2026 bringt spürbare Entlastungen bei Steuern, Energie und Pendelkosten – aber auch neue digitale Pflichten für Steuerzahler.

2026
Steuerreform, Sozialanpassungen und Digitalisierung: 2026 verändert zentrale Stellschrauben für Wirtschaft und Arbeit. (Foto: shutterstock)

 

  • Ab dem 1. Januar 2026 wird die Stromsteuer für Unternehmen des produzierenden Gewerbes sowie der Land- und Forstwirtschaft dauerhaft bis auf den EU-Mindeststeuersatz gesenkt. Die bislang befristete Entlastung von 20 Euro pro Megawattstunde gilt damit unbefristet und schafft langfristige Planungssicherheit bei den Energiekosten.

  • Ebenfalls zum 1. Januar 2026 wird die Umsatzsteuer auf Speisen in der Gastronomie dauerhaft von 19 auf sieben Prozent gesenkt. Für Getränke bleibt es beim regulären Steuersatz von 19 Prozent. Die Regelung gilt nicht mehr nur befristet und entlastet Gastronomiebetriebe strukturell.

  • Für land- und forstwirtschaftliche Betriebe wird die Agrardieselrückvergütung wieder eingeführt. Die Steuerentlastung beträgt ab dem 1. Januar 2026 erneut 21,48 Cent je Liter und entspricht damit dem Niveau vor der Absenkung gemäß § 57 EnergieStG.

  • Die steuerlichen Rahmenbedingungen für gemeinnützige Körperschaften werden deutlich vereinfacht. Die Freigrenze für steuerpflichtige wirtschaftliche Geschäftsbetriebe steigt von 45.000 auf 50.000 Euro, wodurch diese bei Unterschreitung von Körperschaft- und Gewerbesteuer befreit sind. Zudem entfällt für Körperschaften mit jährlichen Einnahmen bis 100.000 Euro die Pflicht zur zeitnahen Mittelverwendung; bisher lag diese Grenze bei 45.000 Euro. Bei Einnahmen unter 50.000 Euro ist außerdem keine Zuordnung der Einnahmen zum steuerpflichtigen Geschäftsbetrieb oder zum Zweckbetrieb mehr erforderlich.

  • Die Ehrenamtspauschale wird zum 1. Januar 2026 von 840 auf 960 Euro pro Jahr angehoben. Davon profitieren insbesondere Vereine, Feuerwehren und andere Organisationen, die freiwilliges Engagement vergüten.

  • Ebenfalls ab 2026 wird die Pendlerpauschale vereinfacht.

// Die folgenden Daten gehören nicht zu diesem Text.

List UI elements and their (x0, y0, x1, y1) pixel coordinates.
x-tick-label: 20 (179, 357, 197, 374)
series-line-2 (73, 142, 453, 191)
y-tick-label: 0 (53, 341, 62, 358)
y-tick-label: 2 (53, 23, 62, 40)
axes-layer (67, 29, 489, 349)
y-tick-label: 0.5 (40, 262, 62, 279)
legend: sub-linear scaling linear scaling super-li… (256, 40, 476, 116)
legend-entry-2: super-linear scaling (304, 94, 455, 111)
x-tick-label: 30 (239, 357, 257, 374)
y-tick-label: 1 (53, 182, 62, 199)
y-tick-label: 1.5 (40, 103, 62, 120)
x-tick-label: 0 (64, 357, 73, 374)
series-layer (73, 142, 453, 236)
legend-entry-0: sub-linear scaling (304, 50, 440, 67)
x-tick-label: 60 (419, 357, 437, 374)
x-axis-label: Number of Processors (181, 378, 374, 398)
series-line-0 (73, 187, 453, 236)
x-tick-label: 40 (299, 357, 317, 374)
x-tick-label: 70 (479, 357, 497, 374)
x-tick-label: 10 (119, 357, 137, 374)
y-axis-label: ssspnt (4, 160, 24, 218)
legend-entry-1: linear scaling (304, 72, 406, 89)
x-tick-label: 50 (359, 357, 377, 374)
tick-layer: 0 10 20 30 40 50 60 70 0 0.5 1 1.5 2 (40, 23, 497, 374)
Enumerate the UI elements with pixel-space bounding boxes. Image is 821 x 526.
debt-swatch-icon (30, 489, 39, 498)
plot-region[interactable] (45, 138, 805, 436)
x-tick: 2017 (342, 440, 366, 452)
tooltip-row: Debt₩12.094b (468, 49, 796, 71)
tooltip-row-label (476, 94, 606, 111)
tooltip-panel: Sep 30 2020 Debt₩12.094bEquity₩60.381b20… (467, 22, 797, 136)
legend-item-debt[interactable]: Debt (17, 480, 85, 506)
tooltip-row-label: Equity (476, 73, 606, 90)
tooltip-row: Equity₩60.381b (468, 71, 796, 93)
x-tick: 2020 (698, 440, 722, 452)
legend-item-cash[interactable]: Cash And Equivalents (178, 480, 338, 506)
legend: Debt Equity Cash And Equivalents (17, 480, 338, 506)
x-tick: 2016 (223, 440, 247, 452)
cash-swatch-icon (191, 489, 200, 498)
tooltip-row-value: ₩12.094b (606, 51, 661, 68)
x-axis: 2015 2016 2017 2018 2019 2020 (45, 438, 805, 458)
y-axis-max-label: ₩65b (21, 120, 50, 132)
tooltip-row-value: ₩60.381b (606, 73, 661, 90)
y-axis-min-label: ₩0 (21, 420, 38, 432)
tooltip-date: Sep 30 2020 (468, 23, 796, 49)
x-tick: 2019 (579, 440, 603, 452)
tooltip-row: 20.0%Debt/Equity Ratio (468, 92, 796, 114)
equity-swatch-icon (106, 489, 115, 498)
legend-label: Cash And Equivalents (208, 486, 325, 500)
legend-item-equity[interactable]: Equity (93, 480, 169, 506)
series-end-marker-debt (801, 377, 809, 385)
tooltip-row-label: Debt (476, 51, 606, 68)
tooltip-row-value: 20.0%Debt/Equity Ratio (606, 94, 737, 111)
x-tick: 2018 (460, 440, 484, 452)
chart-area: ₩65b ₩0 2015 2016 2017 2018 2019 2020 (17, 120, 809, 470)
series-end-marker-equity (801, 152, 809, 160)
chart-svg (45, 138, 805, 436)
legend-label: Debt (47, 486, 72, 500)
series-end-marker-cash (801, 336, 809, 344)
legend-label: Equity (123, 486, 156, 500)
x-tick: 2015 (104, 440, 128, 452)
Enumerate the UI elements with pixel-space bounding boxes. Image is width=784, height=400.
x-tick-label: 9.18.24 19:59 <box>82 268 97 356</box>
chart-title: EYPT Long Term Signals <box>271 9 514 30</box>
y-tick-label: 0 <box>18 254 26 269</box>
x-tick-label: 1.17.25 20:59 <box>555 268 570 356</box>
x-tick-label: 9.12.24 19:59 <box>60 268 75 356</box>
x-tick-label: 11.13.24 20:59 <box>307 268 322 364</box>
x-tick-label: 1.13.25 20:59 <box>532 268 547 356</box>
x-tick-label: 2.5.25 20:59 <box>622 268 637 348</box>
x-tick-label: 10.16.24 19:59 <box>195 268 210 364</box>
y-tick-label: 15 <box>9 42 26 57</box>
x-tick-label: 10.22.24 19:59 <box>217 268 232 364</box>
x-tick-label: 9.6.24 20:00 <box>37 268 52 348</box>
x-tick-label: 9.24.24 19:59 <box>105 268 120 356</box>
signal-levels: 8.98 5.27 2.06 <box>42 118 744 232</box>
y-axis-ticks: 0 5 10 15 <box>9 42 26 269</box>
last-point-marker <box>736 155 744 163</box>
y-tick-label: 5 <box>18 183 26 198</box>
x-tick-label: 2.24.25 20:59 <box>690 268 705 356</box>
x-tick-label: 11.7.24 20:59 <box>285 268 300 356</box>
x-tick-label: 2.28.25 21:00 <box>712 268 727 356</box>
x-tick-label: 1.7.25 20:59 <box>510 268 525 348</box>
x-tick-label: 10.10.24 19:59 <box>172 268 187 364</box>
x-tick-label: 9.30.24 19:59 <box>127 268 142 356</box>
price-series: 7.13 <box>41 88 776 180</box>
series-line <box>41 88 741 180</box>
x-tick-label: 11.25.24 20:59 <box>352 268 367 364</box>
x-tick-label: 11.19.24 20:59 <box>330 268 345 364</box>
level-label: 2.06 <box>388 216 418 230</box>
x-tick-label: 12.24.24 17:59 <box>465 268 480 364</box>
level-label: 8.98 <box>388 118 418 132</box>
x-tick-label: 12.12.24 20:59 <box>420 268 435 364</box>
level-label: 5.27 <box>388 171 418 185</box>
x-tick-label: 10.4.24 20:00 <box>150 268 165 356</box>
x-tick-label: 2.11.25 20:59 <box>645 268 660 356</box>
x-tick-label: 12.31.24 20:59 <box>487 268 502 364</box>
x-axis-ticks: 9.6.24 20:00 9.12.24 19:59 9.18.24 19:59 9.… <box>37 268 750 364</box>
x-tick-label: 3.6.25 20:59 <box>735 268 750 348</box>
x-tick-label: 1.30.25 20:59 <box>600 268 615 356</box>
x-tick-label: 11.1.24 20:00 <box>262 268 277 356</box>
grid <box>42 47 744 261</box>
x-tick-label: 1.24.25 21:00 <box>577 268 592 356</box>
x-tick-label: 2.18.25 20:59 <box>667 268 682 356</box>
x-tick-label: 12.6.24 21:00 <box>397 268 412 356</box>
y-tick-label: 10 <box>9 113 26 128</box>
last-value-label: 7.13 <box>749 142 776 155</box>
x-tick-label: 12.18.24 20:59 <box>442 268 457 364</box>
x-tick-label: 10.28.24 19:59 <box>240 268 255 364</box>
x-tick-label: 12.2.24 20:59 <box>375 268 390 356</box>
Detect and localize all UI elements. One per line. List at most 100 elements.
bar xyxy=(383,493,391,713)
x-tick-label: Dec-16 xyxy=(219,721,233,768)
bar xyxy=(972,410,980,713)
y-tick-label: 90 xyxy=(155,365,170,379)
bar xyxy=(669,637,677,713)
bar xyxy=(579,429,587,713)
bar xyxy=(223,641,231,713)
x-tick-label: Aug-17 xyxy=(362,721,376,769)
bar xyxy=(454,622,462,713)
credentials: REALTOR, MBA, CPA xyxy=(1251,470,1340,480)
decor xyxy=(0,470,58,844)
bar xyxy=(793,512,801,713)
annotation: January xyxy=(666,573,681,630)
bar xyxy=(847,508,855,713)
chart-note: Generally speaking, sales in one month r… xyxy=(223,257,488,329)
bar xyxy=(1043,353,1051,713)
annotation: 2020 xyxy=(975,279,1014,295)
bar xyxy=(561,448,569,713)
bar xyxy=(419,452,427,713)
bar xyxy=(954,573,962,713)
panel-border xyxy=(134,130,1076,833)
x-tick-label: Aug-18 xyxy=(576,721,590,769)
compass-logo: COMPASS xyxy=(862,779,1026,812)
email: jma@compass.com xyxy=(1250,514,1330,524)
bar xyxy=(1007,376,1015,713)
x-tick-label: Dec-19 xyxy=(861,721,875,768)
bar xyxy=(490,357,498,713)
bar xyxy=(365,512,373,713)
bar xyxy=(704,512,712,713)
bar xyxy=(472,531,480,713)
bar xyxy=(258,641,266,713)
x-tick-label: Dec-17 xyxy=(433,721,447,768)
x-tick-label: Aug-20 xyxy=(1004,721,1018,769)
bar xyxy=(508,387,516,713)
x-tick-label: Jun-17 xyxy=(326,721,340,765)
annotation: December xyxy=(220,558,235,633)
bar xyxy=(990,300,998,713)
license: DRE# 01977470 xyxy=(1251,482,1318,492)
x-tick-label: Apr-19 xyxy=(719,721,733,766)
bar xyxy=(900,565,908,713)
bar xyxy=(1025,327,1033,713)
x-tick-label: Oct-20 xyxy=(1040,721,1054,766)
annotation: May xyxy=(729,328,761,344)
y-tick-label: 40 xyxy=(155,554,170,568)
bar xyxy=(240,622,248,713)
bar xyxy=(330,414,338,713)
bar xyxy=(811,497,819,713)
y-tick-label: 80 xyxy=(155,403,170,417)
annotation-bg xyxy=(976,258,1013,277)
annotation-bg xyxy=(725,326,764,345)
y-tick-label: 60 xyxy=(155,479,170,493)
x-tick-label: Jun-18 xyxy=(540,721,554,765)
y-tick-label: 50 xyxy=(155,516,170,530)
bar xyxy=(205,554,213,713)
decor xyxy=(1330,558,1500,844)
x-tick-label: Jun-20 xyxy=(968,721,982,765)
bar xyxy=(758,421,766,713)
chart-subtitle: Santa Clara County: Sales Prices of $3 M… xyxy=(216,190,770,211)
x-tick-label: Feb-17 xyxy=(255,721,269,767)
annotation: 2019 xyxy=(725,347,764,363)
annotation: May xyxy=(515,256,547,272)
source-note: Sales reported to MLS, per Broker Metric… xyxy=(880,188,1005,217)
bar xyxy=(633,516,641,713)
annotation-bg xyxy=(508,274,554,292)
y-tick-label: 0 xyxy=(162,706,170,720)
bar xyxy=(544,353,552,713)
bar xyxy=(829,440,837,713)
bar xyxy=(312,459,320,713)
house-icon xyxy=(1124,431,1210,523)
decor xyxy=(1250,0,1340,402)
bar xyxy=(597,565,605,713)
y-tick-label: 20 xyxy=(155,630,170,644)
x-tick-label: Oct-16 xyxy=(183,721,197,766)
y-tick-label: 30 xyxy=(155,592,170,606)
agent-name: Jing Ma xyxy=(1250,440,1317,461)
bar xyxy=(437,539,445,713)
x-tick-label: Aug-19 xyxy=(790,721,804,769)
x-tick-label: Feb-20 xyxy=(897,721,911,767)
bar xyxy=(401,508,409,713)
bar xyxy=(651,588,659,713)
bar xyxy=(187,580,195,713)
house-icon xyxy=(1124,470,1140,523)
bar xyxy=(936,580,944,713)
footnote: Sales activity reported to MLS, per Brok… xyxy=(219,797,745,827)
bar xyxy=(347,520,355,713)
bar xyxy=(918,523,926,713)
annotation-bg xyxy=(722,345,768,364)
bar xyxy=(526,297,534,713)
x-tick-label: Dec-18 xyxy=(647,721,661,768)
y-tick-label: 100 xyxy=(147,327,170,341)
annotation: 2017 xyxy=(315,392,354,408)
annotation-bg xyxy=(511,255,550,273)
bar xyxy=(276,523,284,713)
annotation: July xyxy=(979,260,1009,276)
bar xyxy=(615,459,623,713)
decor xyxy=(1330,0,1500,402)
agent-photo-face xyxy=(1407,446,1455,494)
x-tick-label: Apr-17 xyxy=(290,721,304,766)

Für jeden Entfernungskilometer zwischen Wohnung und erster Arbeitsstätte können einheitlich 38 Cent geltend gemacht werden – vom ersten Kilometer an. Die bisherige Staffelung entfällt. Wie bisher wird nur der einfache Weg berücksichtigt.

  • Der steuerliche Grundfreibetrag in der Einkommensteuer steigt von 12.096 auf 12.348 Euro pro Person. Bei Ehepaaren oder eingetragenen Lebenspartnerschaften mit Zusammenveranlagung gelten die doppelten Beträge. Einkommen bis zu dieser Grenze bleibt steuerfrei.

  • Die steuerlichen Kinderfreibeträge erhöhen sich von 9.600 auf 9.756 Euro pro Kind. Parallel dazu steigt das Kindergeld um vier Euro auf 259 Euro pro Monat und Kind.

  • Die Einkommensgrenze für den Bezug von Elterngeld bleibt unverändert. Der Anspruch entfällt weiterhin, wenn das zu versteuernde Jahreseinkommen von Paaren oder Alleinerziehenden 175.000 Euro überschreitet. Auch die Höhe des Elterngeldes ändert sich nicht.

  • Ab 2026 werden Steuerbescheide grundsätzlich digital über das ELSTER-Postfach bereitgestellt. Nach Einstellung des Bescheids beginnt vier Tage später die einmonatige Einspruchsfrist. Um Fristversäumnisse zu vermeiden, empfiehlt sich die Aktivierung der E-Mail-Benachrichtigung und eine regelmäßige Kontrolle des Postfachs. Wer weiterhin Papierbescheide erhalten möchte, muss der elektronischen Bekanntgabe im ELSTER-Portal widersprechen. Für Menschen ohne Internetzugang gilt eine Härtefallregelung.